ACT News

Canberra's coldest winter in 15 years and wettest in 10 years finally ending

After enduring the coldest winter in 15 years and wettest winter in 10 years, Canberrans are ready to shed the layers, plant the bulbs and sit in the sun with the arrival of spring - finally - on Tuesday.

True, a freezing morning is still forecast for the first day of spring on Tuesday but the turn of the calendar to September 1 provides a major psychological boost for any resident of the national capital.

Matilda Hodder, 4, with her parents Emma and Jarrod Hodder getting ready for spring.
Matilda Hodder, 4, with her parents Emma and Jarrod Hodder getting ready for spring.  Photo: Jay Cronan

Because, as the stats prove, we've done it tough this winter.

Weatherzone has provided some preliminary statistics for winter 2015 at the Canberra airport which show we shivered through 53 below-zero mornings - 10 more than normal.

The coldest temperature for winter this year was minus 7 degrees, which was recorded on two days, June 2 and July 3. The warmest day was August 22, with a top temperature of 21 degrees.

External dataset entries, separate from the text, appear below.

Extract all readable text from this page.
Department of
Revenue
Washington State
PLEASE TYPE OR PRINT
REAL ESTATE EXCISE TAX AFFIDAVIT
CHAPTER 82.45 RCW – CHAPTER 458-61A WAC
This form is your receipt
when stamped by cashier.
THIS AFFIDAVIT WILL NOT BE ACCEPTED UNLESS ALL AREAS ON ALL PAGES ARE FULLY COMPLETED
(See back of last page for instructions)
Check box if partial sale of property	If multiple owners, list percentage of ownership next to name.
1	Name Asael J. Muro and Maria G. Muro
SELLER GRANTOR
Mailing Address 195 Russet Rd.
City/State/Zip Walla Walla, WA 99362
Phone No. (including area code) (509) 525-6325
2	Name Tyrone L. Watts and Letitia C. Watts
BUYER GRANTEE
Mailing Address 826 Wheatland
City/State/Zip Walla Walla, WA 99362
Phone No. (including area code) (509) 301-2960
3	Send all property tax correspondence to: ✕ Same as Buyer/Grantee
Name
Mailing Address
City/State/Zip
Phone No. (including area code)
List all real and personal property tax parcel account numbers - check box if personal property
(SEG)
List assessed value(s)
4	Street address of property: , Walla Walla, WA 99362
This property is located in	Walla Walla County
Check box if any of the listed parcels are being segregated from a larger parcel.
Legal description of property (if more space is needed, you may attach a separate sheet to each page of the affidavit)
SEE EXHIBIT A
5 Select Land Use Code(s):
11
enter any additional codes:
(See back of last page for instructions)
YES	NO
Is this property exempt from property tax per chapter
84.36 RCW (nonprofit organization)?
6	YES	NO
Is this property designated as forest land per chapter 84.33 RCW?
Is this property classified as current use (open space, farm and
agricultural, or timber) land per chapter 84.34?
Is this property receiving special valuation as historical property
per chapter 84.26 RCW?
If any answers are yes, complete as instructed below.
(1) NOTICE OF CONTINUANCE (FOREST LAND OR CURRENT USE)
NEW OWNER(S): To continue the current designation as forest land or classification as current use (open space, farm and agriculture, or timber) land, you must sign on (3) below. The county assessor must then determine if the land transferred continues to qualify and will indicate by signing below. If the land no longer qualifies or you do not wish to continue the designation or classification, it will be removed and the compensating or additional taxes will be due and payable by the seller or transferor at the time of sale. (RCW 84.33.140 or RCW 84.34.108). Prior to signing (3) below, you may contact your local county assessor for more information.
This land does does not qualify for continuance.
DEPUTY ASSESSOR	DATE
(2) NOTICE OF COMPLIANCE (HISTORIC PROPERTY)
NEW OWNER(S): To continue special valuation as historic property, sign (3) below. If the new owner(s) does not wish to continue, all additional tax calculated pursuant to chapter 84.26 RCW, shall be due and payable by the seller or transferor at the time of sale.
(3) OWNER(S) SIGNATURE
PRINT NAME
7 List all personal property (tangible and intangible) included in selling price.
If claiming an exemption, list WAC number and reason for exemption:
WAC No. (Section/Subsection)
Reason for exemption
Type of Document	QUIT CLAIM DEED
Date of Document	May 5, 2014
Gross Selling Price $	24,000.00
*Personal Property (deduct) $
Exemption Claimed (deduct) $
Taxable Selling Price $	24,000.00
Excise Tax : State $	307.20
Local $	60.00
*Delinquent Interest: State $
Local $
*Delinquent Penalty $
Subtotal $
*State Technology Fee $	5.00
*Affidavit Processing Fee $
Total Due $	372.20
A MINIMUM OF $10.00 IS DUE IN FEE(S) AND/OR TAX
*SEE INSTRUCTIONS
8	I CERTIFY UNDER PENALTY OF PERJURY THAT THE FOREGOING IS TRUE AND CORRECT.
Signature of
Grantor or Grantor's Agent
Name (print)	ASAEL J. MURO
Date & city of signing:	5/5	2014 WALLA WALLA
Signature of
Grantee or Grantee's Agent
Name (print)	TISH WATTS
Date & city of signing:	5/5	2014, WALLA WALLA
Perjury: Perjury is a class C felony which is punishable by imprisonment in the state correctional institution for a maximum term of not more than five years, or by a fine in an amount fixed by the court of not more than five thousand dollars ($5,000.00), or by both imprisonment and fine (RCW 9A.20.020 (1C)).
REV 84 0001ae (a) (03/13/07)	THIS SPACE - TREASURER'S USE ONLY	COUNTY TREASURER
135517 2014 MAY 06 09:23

The average temperature for this winter was 6.41 degrees compared to the long-term average of 6.43 to 6.45 degrees.


Weatherzone senior meteorologist Anthony Duke said the average night-time temperatures for winter this year was expected to be around minus 0.2 degrees, which was 0.8 degrees colder than the average of 0.6 degrees.

Maximum day-time temperatures during winter were actually warmer than average of 12.3 degrees by 0.7 degrees. 

"Because the overnight temperatures have been 0.8 degrees below average and the day-time temperatures have been 0.7 degrees above, [the overall temperature] comes out at very close to average but it is still coldest winter in 15 years at Canberra airport," Mr Duke said.

"You've got reason to complain."

Mr Duke said to Friday there had been 158mm of rain at Canberra airport which was 24 per cent more than average.

"That makes it the wettest winter in 10 years," he said.

There were reports of snow in Canberra on August 12, with cold air and clear skies combining to make it an especially chilly winter.

"We did see stronger cold fronts move through, certainly than we have in recent winters," Mr Duke said.

"So that just means we had colder air move up from the Southern Ocean more frequently and it stuck around longer. We had some fairly prolonged spells of high pressure as well in between those cold fronts and that particularly affects the overnight temperatures with clearer skies and light winds overnight."

The average top temperature in spring at Canberra airport is 19.4 degrees and warmer temperatures are keenly anticipated. The outlook for the first day of spring this year at this stage is minus 1 to 16 degrees.

Rodney Toll of Rodney's Plant Plus at Pialligo said the nursery was getting busy with 'green thumbs' out in search of colour for their spring and summer gardens. 

"Spring is definitely the busiest time of the year for us," he said. "Trade is very quiet over winter when people hibernate and then they come out in spring."

Jarrod and Emma Hodder will be celebrating their first spring in their new home in Googong, which they moved into in December and where they have created a native garden from scratch. With two young children, Matilda, four, and Beau, six months, it has been a long winter.

"You feel happier [with the arrival of spring]. After being cooped up for so long, you can't wait to get outside," Mrs Hodder said.

And the biggest celebration of spring - Floriade - kicks off in Commonwealth Park on September 12.

Head gardener Andrew Forster said up to 25 gardeners had been busy in the preceding months planting 1 million bulbs and annuals.

The theme for Floriade this year was "reflection" with a nod to the centenary of Gallipoli. Mr Forster said a feature would be  three-dimensional raised garden beds including a rising sun and an aeroplane.

Spring for him meant the fruition of months of hard work.

"It's nice to get to the start of Floriade and see all the people come through the gates and for us to hear what people think," he said.